First published on MSDN on Jan 14, 2017
SQL product team has made significant improvements in columnstore index functionality, supportability and performance during SQL Server 2016 based on the feedback from customers. This blog series focuses on the performance improvements done as part of SQL Server 2016. Please refer to previous blog
No performance cliff
in this series for details.
Aggregates are a very common construct in analytics queries. For example, you may want to aggregate sales per quarter for each products you sell. With columnstore index, SQL Server processes aggregate in BatchMode thereby delivering order of magnitude better performance when compared to rowstore. SQL Server 2016 takes the aggregate performance to the next level by pushing aggregate computations to the SCAN node. Yes, this improvement is on top of BatchMode execution.
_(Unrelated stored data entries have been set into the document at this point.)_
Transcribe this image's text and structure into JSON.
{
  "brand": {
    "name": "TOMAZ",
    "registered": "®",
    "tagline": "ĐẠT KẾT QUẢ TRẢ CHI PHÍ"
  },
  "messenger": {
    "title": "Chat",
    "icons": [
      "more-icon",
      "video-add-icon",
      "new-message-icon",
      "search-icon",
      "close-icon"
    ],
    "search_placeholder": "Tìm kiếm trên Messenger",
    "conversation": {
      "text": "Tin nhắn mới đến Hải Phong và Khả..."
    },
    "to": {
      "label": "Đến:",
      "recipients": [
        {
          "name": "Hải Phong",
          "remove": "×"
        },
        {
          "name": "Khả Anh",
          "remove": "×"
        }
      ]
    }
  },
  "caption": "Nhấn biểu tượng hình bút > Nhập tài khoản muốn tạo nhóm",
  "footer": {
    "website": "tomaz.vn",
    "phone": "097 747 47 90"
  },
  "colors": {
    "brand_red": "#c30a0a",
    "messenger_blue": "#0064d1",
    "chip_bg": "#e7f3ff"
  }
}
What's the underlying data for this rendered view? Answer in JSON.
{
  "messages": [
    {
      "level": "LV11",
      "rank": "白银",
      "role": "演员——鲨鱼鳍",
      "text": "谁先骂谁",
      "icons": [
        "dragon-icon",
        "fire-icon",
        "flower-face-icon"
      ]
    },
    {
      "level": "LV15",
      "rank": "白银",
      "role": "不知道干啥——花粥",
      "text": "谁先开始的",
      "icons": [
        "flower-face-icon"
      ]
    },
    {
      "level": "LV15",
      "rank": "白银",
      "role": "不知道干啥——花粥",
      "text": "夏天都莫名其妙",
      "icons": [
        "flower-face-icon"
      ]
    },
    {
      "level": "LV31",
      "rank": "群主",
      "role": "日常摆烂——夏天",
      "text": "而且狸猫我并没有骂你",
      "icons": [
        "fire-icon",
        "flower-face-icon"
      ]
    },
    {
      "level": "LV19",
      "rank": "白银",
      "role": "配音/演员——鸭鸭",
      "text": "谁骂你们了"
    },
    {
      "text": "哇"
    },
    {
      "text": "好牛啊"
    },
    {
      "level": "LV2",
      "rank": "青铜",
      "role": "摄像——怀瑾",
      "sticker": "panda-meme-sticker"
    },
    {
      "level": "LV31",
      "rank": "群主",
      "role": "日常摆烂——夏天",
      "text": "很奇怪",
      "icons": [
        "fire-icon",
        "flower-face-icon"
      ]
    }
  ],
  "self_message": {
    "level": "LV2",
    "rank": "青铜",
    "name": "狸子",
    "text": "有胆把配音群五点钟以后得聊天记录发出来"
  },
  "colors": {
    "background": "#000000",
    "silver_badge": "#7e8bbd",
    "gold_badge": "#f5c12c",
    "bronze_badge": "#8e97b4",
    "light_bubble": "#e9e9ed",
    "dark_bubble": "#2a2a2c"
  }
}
The picture below shows and aggregate query that processes 10 million rows and computes a single aggregate SUM of Quantity sold from the SALES table
SELECT SUM (Quantity)
SQL Server 2014 scans these 10 million rows in batches (e.g. 900 rows) and sends these batches to Aggregate operator to compute the aggregate. The picture below shows 10 million rows moving from SCAN node to the Aggregate node.
In SQL Server 2016, the aggregate operator itself is pushed to the SCAN node (i.e. closer to the source of the data) and the aggregate is computed there for compressed rowgroups. The picture below shows that 0 rows moved from SCAN node to the AGGREGATE node. This is because the aggregate was computed at the SCAN node. The dotted line shows the computed aggregate, 1 row in this case, was sent internally to the output of AGGREGATE node. Couple of important points to note
The structure of Query plan structure is identical between SQL Server 2014 and SQL Server 2016 and the main difference is how the rows are processed. For this reason, Aggregate pushdown optimization is available across all database compatibility levels.
Aggregate push down is only done for the rows in compressed rowgroup. The rows in delta store will flow from SCAN node to the AGGREGATE node like before
Let us now look at a concrete example that contrasts the aggregate processing between SQL Server 2014 and SQL Server 2016.
SQL Server 2014
The picture below shows a aggregate query and its execution plan. Note that all 11 million row flow from SCAN node to the AGGREGATE node.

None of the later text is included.